Ktoś stosował okrytych złą sławą silnikach Twin Spark 16V?
Printable View
Ktoś stosował okrytych złą sławą silnikach Twin Spark 16V?
Na czym polega ich ewentualny problem olejowy?
TSów? Generalnie o ile pamiętam temat o TS to nikt do końca nie wie dlaczego, ale zrywa film olejowy i szlag trafia panewki, a one ciągną resztę. Kiepska konstrukcja + wyniki katowania i olewania jednocześnie przez poprzednich właścicieli.

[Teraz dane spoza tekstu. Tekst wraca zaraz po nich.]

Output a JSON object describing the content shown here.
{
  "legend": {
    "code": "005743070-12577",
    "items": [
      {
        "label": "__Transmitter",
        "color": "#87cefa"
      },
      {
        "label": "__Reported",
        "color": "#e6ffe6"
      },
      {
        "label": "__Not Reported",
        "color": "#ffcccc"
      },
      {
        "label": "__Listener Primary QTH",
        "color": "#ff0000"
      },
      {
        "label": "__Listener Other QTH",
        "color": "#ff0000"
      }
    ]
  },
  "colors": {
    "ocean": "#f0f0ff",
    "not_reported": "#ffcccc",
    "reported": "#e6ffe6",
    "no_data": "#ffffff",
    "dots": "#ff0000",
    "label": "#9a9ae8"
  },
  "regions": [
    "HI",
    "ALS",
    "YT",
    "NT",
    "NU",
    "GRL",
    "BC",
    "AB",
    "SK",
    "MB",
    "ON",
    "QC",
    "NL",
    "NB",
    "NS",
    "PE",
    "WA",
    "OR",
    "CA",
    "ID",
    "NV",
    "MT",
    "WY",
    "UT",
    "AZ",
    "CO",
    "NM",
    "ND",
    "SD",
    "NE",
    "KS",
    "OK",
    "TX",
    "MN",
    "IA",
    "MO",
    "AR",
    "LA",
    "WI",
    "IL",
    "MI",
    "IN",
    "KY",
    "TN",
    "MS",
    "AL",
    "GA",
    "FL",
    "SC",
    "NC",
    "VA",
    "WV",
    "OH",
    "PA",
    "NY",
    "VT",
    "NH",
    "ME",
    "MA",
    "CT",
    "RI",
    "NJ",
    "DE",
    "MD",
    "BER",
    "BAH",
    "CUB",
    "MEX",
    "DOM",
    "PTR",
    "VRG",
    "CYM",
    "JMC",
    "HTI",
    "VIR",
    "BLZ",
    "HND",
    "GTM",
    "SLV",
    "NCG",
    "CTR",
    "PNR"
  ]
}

Stosowałem przez kilkadziesiąt tysięcy km w 1,6TSie 5W40 Liquy Moly High Tech i nie popijał go inaczej niż wcześniej Selenii 10W40 AR czy później od niedawna stosowanego w tym silniku 10W40 też LM. Aha, jeszcze przez 10tys był jakiś motul 10W40 . Też bez różnic które bym zarejestrował.
5W zastosowałem przy następnej wymianie, po kilku drastycznych dla ucha rozruchach w zimie, gdy jeszcze były zimy z prawie -30C a Alfa parkowała kilka dni nie ruszana pod chmurką. Później na 5W40 mimo zbliżnych temp i tygodniowego postoju czasem nie było takich efektów.
Zauważyłem (ależ odkrycie zrobiłem ! :) ) , że spalanie oleju od obrotów zależy jedynie. Podawałem tu chyba mój przykład - przez kilka tys km autostradami - ale w przepisowych prędkościach lub nawet wolniej, choć ze sporym oporem na dachu, na 5biegu - prawie zerowe zużycie oleju. Po czym po bodajże 300km po górzystej wyspie niskie biegi + wysokie obroty prawie nonstop, hamowania silnikiem itd - chyba ze szklanka na dolewkę poszła aby było max, w każdym razie zauważalna różnica.
Z tego co czytałem stosowanie od nowości oleju 5W40 w TS 16V (i jego wymiany co 10 000 km) rozwiązywało tam nie tylko problem wariatora ale i panewek.
Takie wnioski wyciągnięto na AlfaOwner's też w kilkuset stronowej dyskusji.
Ja do mojego 2.0 TS 16v, na zimę stosuję 5W40 , natomiast na lato w chwili obecnej 10W50.
Zobaczymy przy kolejnej wymianie rozrządu jak wyglądają panewki.
"okrytych złą sławą" - to termin wymyślony przez włascicieli ts-ow którzy lali np. 0w40 Mobil1 do tych silników "bo wiedzieli lepiej" co kończyło się zazwyczaj tym czym sie kończyło. Moja żona już szósty rok katuje 2.0 TS na 10w60 castrola - alfa już pod 200 tys przebiegu - i ani panewek jej się nie udało załatwić ani wariatora nie słychać. Zużycie oleju od wymiany do wymiany 1litr.
Bo z panewkami na ogół w tym silniku jest tak, że "nie znasz dnia ani godziny" ...
Szwagier dbał o 1.6 TS 16V, nie pałował na zimnym, studził jak diesla, olej wymieniał co 10 000 km (10W40, 10W60) i ... któregoś dnia usłyszał "puk, puk. Kto tam ? Panewka :)".